Scientists currently believe that objects in these systems that are up to three times the mass of our sun are neutron stars, and objects that are at least five times larger than the mass of our sun, to be black holes. However, while scientists have not yet observed a black hole under five solar masses or a neutron star above about two and a half solar masses, they do not know what the minimum mass of a black hole is or what the maximum mass of a may be a neutron star.
So, while the smaller object in this most recently discovered binary unit is smaller than three solar masses, it may not be a neutron star. "If you want to bet, a neutron star is probably where you would like to invest your money," Berry said, suggesting that the smaller of the two objects is probably a neutron star. However, he added: "It is not yet certain and although I would say that it will probably be a neutron star, I just want to emphasize the uncertainty."
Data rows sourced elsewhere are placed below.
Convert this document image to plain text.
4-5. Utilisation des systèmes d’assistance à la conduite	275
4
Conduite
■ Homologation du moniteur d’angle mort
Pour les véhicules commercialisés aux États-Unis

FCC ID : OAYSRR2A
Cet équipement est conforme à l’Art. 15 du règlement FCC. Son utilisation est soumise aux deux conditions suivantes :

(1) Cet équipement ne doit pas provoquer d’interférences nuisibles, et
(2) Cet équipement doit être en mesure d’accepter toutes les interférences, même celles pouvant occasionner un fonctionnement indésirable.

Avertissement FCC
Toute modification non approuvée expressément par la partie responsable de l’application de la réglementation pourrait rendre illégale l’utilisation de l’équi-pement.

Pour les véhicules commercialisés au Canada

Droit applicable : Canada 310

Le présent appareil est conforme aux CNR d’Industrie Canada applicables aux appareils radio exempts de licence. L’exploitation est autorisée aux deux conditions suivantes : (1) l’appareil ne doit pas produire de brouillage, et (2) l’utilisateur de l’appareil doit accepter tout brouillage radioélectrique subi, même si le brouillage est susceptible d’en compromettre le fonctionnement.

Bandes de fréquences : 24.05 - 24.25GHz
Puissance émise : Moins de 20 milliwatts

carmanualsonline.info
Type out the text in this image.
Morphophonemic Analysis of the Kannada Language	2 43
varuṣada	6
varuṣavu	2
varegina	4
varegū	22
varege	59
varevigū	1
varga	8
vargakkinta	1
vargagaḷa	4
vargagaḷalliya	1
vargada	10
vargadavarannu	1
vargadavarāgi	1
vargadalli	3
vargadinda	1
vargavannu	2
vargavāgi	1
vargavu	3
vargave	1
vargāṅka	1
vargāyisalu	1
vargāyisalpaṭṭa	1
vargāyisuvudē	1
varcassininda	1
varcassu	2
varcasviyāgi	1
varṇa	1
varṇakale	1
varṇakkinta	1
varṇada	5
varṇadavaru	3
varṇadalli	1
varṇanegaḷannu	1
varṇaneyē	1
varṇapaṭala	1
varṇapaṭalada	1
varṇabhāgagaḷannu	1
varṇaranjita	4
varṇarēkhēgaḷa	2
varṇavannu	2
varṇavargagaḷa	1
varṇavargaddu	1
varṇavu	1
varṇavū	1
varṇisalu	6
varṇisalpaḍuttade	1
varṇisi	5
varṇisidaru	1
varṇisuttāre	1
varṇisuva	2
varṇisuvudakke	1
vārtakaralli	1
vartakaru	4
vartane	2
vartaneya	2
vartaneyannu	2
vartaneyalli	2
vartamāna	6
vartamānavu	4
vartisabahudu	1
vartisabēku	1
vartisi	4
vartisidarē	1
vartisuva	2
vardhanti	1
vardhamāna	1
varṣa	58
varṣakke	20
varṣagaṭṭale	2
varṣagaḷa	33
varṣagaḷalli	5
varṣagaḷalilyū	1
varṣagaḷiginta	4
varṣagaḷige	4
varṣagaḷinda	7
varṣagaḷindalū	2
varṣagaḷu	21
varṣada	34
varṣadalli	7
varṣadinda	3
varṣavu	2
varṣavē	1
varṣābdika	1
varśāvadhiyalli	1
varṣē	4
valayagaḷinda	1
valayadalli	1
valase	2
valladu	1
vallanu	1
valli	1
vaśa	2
Objects may be a binary neutron star; that is, the fiery fusion between two neutron stars, which are collapsed nuclei of massive stars. It can also be a double double black hole. If, after all, this is a double black hole, it means that one of the black holes in the system will be smaller than three solar masses, and this will be the smallest black hole seen so far.
So, while it is fascinating for scientists to confirm that this is a fusion between a black hole and a neutron star, as it is something no one has seen before, any of these possible results would be a step forward in scientific research. As we study these systems, "we can learn a lot about the physics that goes into forming neutron stars and black holes, so this is another step toward completing our understanding of how these binary systems develop and form," Berry said.
To confirm what created the gravitational waves discovered by LIGO and Virgo, scientists will scan the area of the sky where the merger may have occurred and try to get more information about the event. Gravity-wave astronomers can also study slight distortions in the signal detected by LIGO and Virgo, but, as Berry mentioned, this method is very difficult.
"The ANU SkyMapper telescope responds to the detection signal and scans the entire probable region of space where the event occurred," said Susan Scott, a lecturer at the Australian National University for the School of Physics Research on the effort to confirm which objects may have merged. "We have not found any visual confirmation at this time.